Feature preparation always starts by computing spectral features:

- Spectral energy: selected EEG channels are filtered into configurable
  frequency bands with FIR bandpass filters, then absolute amplitudes are used
  as per-band features.

The temporal feature encoding must be selected with `--feature-method`:

- `edm`: each spectral-energy feature is expanded with a set of exponential
  decay traces controlled by `alphas`, following the EDM feature approach
  described by O'Leary et al. (2018).
- `windowed`: spectral-energy features are averaged over `--window-seconds`
  epochs, then the most recent `--window-count` epoch vectors are concatenated.
  This follows the temporal feature-vector design described by Shoeb (2009),
  where `L = 2` seconds and `W = 3` are the usual settings.

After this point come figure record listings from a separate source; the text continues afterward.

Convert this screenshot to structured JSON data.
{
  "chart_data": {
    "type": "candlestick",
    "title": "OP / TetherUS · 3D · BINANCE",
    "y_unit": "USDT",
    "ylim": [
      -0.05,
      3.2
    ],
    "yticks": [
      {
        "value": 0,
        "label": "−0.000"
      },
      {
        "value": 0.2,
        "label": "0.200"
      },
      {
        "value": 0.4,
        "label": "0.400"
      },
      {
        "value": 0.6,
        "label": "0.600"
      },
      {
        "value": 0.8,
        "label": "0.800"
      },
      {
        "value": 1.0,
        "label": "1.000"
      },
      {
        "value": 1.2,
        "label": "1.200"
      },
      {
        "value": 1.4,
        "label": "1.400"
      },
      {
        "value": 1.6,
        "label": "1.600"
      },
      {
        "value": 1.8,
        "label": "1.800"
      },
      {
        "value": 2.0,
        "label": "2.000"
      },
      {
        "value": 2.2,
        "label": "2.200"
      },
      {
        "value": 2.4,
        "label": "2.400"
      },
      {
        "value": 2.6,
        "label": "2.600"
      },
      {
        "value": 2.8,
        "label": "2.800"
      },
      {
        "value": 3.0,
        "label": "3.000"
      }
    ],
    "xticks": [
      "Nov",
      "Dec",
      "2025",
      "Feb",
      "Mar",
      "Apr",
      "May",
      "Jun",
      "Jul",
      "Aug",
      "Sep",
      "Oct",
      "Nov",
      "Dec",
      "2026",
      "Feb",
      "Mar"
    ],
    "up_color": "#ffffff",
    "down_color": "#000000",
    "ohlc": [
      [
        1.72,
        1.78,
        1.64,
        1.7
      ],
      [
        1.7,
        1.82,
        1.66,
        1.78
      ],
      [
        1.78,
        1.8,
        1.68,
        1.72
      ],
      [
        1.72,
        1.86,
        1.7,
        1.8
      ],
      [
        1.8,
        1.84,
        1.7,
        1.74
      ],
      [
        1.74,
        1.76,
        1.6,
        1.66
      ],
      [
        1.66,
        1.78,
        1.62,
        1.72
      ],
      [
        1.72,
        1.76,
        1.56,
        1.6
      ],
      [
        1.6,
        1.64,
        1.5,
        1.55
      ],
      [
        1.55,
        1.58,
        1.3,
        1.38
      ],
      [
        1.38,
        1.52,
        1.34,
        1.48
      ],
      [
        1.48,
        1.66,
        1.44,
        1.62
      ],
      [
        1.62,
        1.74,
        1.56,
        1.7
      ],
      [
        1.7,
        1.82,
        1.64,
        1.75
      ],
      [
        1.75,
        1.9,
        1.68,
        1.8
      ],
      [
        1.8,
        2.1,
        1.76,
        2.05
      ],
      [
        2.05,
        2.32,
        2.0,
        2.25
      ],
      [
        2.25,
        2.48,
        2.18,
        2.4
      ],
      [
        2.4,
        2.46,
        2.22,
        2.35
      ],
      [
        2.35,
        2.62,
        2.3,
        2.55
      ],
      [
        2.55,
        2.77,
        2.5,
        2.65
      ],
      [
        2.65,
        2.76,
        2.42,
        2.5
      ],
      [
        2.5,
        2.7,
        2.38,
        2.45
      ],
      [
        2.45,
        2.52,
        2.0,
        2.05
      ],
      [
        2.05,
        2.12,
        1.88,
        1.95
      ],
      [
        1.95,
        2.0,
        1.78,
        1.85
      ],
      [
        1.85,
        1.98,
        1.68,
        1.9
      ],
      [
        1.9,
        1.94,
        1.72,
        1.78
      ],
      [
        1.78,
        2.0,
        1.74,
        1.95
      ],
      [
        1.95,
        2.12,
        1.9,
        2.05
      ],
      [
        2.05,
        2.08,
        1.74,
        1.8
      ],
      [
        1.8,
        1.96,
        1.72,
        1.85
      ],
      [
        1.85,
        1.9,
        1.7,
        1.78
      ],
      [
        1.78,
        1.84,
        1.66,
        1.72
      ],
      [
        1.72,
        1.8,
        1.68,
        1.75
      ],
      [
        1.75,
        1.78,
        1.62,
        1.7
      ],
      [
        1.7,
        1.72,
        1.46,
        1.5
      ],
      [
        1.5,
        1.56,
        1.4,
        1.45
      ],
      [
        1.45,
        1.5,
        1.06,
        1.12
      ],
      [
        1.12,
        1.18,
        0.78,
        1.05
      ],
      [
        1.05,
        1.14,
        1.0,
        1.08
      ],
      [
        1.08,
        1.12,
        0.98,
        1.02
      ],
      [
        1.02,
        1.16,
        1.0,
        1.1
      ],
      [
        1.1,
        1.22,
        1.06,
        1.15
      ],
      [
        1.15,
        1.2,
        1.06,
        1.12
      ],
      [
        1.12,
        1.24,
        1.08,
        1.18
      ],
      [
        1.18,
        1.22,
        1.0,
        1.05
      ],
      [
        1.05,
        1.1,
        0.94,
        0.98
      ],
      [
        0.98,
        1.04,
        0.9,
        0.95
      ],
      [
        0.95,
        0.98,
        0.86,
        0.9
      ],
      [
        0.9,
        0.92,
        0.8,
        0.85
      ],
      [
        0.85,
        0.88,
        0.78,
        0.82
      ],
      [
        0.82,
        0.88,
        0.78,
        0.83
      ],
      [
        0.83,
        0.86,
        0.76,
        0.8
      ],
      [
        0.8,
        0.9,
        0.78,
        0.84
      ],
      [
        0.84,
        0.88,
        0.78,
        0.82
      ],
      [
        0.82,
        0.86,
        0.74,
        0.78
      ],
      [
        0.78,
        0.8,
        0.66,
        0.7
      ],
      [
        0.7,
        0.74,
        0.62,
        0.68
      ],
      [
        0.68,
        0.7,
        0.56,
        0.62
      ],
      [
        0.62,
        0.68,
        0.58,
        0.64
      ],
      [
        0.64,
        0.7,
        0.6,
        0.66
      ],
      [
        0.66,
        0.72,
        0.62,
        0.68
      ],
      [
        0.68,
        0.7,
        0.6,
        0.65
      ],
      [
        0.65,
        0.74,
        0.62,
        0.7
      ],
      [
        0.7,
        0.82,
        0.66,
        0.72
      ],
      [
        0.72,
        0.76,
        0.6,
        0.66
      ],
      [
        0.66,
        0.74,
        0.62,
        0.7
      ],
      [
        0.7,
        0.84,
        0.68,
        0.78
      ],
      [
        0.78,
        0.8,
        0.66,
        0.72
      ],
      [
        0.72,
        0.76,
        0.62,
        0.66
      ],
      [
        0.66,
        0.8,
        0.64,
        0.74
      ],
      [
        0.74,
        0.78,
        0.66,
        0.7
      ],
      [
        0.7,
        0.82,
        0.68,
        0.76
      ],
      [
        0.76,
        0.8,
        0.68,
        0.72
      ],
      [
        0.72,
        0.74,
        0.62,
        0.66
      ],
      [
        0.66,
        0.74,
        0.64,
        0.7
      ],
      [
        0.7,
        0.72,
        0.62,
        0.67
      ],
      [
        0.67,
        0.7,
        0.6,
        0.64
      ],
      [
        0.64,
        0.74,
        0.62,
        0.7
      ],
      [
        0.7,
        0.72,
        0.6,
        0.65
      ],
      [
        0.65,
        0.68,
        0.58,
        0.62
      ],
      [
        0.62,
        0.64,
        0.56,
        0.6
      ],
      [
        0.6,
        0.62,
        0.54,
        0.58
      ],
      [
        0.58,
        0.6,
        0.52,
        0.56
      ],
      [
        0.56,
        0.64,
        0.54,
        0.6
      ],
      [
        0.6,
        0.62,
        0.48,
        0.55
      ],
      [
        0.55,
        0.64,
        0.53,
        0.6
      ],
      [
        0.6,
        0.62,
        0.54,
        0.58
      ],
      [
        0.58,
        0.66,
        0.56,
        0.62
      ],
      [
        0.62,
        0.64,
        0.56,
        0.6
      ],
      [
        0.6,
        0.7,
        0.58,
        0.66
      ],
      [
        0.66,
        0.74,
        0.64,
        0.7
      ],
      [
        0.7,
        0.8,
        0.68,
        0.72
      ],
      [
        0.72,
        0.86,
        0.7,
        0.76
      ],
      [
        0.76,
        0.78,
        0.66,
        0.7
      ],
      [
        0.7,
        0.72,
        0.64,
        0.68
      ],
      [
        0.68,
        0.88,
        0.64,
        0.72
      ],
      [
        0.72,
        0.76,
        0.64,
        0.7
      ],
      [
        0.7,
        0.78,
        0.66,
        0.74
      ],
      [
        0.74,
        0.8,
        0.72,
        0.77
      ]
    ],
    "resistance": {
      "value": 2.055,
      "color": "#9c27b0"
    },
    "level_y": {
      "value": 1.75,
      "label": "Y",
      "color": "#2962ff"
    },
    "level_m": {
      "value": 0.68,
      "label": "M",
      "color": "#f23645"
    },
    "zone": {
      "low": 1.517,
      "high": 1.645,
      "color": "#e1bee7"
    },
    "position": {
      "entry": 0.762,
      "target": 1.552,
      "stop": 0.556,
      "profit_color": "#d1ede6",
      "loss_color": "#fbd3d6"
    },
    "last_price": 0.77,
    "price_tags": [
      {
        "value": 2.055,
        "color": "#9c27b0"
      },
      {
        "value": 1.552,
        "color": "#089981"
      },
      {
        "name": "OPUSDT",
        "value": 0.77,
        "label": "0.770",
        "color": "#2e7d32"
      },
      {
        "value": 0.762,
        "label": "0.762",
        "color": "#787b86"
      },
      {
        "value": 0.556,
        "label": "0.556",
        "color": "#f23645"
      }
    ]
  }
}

Prepared files are saved into each record directory:

- `seizure_<n>.npy` for each labeled seizure interval.
- `interictal.npy` for records with no labeled seizures.
- Optional `se.npy` files when `--save-se` is passed, and optional `edm.npy`
  files for EDM runs when `--save-edm` is passed.

Cross-validation leaves out one seizure record or one interictal record at a
time, trains on the remaining prepared arrays, writes metrics, and saves raw
and thresholded predictions under the results directory. The default decision
threshold is `0.5`, and result directories include it in the run path, for
example `lgbm/trees_1024/threshold_0.5`. If training balancing is enabled, only
the training fold is resampled; held-out seizure and interictal arrays are
evaluated unchanged. The summarizer treats
`latency: nan` as a missed seizure when computing sensitivity. Detected latency
statistics exclude missed seizures. The `fpr` metric reported by this package is
false positives per hour, counted from positive prediction samples rather than
event-collapsed false alarms.

Threshold sweeps reuse the saved `preds_*.txt` raw score files and write
sibling `threshold_<value>` result directories with recomputed metrics and
binary predictions. Cross-validation saves the effective prediction sampling
rate in `run_config.json`, and prediction files must contain complete raw score
arrays because omitted scores cannot be recovered during threshold sweeps.

## Citation

If you use this package in academic work, please cite the detector software:

```bibtex
@software{koerner2026seizure_eeg_detector,
  author = {Koerner, Jamie},
  title = {seizure-eeg-detector},
  year = {2026},
  url = {https://github.com/jamiekoe/seizure-eeg-detector}
}
```

The repository also includes `CITATION.cff` for citation managers and GitHub's
citation UI.

## License

This project is distributed under the MIT License.